中国工業・情報化部が2024年4月8日に公布した「付加価値電気通信事業の対外開放拡大試行作業に関する通告」によると、付加価値電気通信事業は、北京市サービス業拡大開放綜合モデル区、上海自由貿易試験区臨港新片区及び社会主義現代化建設けん引区、海南自由貿易港、深セン中国特色社会主義先導区において、他に先駆けて試行するとともに、インターネット・データ・センター(IDC)、コンテンツ配信ネットワーク(CDN)、インターネットアクセスサービス(ISP)、オンラインデータ処理・トランザクション処理、及び情報配信プラットフォーム・配信サービス(インターネットニュース・情報、インターネット出版、インターネットオー視聴、インターネット文化事業を除く)において、情報保護・処理サービス事業の外資持分比率の制限を撤廃している。この点は、「2024年版ネガティブリスト」第12条の「付加価値電気通信事業の外資持分比率は50%を超えてはならない(電子商取引、国内多者間通信、ストア・アンド・フォワード、コールセンターを除く)」という規定を打ち破る内容になっており、大きな進展であると言える。

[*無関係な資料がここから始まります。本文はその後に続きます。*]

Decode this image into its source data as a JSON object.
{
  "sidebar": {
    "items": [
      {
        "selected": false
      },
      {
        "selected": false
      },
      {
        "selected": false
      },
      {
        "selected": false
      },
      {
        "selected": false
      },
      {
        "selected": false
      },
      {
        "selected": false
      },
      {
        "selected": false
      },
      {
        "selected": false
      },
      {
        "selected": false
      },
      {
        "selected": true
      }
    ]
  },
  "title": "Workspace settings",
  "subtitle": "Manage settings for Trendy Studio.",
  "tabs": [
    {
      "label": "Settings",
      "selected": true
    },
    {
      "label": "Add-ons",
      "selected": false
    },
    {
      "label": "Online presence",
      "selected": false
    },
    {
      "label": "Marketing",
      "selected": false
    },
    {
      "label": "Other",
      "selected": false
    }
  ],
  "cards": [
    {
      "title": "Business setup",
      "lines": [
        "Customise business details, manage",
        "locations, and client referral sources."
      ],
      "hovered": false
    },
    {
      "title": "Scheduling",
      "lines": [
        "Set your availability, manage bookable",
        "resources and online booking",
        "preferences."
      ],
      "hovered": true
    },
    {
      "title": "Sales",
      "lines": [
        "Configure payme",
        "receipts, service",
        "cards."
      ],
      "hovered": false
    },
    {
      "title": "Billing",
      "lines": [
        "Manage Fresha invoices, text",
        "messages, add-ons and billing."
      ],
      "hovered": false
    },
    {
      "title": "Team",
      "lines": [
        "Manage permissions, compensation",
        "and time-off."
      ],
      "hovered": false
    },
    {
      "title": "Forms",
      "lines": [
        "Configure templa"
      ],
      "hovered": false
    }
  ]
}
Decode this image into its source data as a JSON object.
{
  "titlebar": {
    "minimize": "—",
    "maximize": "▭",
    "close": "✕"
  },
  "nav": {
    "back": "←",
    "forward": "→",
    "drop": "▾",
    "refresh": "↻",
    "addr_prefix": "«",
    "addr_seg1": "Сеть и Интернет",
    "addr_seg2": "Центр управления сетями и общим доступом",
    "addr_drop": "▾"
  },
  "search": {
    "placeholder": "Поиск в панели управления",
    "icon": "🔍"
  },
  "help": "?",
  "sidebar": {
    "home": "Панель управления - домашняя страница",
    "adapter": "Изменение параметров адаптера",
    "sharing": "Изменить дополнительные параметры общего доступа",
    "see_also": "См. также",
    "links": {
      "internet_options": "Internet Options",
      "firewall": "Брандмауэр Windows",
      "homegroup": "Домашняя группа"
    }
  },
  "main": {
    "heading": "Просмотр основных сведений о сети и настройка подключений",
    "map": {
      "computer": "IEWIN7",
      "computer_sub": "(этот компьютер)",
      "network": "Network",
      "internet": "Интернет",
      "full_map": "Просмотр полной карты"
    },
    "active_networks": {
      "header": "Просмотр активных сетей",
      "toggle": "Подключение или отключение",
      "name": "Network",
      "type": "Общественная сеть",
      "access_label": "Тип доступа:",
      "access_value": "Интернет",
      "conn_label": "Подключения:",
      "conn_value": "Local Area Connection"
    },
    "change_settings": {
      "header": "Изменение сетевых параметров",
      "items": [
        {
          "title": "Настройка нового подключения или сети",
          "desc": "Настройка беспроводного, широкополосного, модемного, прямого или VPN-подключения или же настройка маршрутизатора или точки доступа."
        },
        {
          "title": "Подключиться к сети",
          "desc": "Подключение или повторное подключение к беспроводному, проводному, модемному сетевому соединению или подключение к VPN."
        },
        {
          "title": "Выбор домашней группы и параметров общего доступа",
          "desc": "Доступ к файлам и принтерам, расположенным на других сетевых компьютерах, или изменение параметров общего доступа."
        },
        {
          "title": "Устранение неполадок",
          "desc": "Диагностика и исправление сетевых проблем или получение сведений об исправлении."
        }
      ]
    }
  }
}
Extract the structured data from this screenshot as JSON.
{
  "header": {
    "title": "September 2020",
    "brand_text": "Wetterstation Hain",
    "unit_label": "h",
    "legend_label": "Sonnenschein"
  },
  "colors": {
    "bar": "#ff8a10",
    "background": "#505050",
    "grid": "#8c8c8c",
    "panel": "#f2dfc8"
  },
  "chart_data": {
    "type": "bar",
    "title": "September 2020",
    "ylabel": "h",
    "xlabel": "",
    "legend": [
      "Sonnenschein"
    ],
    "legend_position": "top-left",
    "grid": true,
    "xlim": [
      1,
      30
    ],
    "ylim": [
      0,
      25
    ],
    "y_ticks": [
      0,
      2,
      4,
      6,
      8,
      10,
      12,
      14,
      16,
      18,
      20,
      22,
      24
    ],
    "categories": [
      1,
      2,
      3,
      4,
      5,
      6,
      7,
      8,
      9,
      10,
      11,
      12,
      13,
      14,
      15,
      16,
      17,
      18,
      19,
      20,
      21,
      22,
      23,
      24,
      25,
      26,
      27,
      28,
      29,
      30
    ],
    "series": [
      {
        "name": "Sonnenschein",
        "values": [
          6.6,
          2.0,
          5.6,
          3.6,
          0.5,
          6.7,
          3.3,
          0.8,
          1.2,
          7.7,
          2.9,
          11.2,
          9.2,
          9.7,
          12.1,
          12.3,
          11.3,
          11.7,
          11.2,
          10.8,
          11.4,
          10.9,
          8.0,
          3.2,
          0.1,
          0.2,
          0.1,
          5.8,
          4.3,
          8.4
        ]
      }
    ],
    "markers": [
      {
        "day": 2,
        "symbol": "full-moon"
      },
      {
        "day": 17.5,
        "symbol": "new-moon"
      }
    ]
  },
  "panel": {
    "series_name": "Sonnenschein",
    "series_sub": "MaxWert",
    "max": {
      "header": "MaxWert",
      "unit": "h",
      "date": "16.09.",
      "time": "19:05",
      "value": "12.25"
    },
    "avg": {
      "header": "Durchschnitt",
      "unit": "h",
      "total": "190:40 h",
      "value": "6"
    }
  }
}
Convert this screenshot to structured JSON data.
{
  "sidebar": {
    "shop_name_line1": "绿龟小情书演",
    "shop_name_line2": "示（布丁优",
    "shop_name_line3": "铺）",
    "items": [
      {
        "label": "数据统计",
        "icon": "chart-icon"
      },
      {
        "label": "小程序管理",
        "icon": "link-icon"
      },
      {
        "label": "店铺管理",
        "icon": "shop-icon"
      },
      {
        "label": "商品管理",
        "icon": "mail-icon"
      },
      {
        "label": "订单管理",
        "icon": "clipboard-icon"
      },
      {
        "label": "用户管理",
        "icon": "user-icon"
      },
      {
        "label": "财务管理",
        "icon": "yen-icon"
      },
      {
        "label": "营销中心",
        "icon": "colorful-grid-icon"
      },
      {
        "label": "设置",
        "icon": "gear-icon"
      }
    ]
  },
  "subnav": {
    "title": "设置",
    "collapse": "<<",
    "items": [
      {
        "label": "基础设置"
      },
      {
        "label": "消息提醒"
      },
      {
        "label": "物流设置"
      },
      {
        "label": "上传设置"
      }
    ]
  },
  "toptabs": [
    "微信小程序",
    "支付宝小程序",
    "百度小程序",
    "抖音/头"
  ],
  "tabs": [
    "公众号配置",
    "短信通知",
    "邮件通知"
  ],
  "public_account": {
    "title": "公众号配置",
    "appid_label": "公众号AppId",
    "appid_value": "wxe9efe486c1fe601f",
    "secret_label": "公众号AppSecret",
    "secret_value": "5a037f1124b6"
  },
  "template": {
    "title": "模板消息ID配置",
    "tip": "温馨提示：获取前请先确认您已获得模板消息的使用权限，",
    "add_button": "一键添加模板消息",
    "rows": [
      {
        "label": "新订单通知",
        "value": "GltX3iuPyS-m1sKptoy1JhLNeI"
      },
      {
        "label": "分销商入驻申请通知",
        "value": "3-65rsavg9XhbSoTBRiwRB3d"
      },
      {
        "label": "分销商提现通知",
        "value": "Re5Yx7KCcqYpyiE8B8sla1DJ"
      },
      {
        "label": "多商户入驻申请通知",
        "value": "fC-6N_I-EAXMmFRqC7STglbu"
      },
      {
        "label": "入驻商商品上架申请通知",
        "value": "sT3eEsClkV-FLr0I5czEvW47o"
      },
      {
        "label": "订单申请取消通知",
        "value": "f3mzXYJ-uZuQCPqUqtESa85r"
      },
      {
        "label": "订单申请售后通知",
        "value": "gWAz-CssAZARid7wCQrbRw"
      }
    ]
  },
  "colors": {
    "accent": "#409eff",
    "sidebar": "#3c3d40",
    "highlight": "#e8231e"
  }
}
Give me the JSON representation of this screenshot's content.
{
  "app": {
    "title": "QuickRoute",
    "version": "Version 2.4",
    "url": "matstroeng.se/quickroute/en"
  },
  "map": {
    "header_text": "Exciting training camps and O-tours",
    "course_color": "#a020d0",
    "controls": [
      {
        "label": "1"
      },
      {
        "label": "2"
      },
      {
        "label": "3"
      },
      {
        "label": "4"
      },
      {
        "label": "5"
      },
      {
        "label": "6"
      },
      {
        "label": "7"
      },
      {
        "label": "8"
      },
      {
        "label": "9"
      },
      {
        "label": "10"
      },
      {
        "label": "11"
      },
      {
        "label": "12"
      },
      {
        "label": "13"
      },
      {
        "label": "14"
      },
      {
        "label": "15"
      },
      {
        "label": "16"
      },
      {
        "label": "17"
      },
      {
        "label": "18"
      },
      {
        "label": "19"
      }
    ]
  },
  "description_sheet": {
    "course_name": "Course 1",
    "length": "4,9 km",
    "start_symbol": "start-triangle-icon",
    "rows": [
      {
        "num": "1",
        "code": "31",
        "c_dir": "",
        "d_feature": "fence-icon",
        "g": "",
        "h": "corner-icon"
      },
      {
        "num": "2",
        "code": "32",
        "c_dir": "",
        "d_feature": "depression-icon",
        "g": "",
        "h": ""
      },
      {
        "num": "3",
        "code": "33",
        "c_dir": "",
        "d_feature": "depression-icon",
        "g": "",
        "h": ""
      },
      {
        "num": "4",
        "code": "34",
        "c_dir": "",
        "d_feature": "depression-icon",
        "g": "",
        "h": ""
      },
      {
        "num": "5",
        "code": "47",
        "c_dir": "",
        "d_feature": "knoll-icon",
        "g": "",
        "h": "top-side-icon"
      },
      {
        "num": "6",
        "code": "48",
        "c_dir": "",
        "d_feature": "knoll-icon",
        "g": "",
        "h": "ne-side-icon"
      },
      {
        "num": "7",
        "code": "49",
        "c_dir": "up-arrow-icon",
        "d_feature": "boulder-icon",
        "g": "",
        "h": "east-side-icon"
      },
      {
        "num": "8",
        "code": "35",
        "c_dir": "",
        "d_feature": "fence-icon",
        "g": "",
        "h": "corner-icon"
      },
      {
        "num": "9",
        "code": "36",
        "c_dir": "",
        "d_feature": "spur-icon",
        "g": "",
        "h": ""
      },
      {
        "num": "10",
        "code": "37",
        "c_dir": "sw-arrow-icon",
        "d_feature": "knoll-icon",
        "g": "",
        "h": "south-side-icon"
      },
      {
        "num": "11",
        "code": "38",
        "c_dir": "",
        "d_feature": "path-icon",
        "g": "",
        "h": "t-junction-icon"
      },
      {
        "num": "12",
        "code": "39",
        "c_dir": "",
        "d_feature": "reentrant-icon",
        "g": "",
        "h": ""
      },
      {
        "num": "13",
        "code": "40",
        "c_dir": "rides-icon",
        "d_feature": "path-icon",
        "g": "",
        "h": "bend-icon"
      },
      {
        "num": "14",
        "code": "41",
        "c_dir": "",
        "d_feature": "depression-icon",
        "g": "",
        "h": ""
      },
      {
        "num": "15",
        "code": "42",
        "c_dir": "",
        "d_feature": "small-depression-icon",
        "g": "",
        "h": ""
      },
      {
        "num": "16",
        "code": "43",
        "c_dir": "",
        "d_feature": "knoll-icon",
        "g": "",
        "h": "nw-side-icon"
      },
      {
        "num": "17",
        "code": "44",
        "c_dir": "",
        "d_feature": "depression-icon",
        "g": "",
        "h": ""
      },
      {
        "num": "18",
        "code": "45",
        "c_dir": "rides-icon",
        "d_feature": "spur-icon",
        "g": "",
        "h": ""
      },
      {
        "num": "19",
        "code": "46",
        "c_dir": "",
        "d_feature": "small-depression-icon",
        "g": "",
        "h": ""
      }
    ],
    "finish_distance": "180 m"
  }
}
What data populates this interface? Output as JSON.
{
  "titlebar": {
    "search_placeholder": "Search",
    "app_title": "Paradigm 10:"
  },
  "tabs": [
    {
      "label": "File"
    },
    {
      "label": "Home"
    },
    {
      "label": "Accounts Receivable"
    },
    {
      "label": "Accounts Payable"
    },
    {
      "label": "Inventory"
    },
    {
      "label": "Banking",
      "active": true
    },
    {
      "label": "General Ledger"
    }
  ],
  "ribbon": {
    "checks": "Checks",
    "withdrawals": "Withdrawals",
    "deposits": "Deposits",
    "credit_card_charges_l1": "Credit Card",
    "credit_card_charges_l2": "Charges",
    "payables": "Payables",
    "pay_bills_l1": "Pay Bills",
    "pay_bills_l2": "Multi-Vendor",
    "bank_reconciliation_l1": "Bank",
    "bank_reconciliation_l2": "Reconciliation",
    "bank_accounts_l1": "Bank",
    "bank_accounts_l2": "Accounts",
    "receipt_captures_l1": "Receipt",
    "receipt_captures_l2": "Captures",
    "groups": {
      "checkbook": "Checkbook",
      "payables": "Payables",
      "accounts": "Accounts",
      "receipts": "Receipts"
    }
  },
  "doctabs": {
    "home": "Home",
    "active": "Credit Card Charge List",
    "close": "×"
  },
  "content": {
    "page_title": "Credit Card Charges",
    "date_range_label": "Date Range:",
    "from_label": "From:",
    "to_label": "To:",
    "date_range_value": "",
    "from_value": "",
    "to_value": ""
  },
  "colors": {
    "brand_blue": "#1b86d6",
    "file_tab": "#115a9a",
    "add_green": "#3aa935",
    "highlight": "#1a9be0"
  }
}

ポジティブリストが長文になっているのとは異なり、現在、中国における外商投資参入ネガティブリスト管理制度では、参入が禁止・規制されている項目のみの記載となっており、簡潔で分かりやすい内容になっており、外国投資者が、中国の市場情報を獲得しやすくなっており、この点は、対中投資環境の透明度を強化していこうとする姿勢が読み取れる。今回、製造業分野の制限措置は「クリア」できたが、将来、中国はさらに、外商投資ネガティブリストを合理的に削減し、電気通信、インターネット、教育、文化、医療などの分野の開放・拡大を秩序立てて推進していくであろうことが予測される。

(作者:里兆法律事務所 沈偉良、王思敏)

[1] 「外資三法」とは、「中華人民共和国中外合弁企業法」、「中華人民共和国中外合作経営企業法」、「中華人民共和国外資企業法」をいう。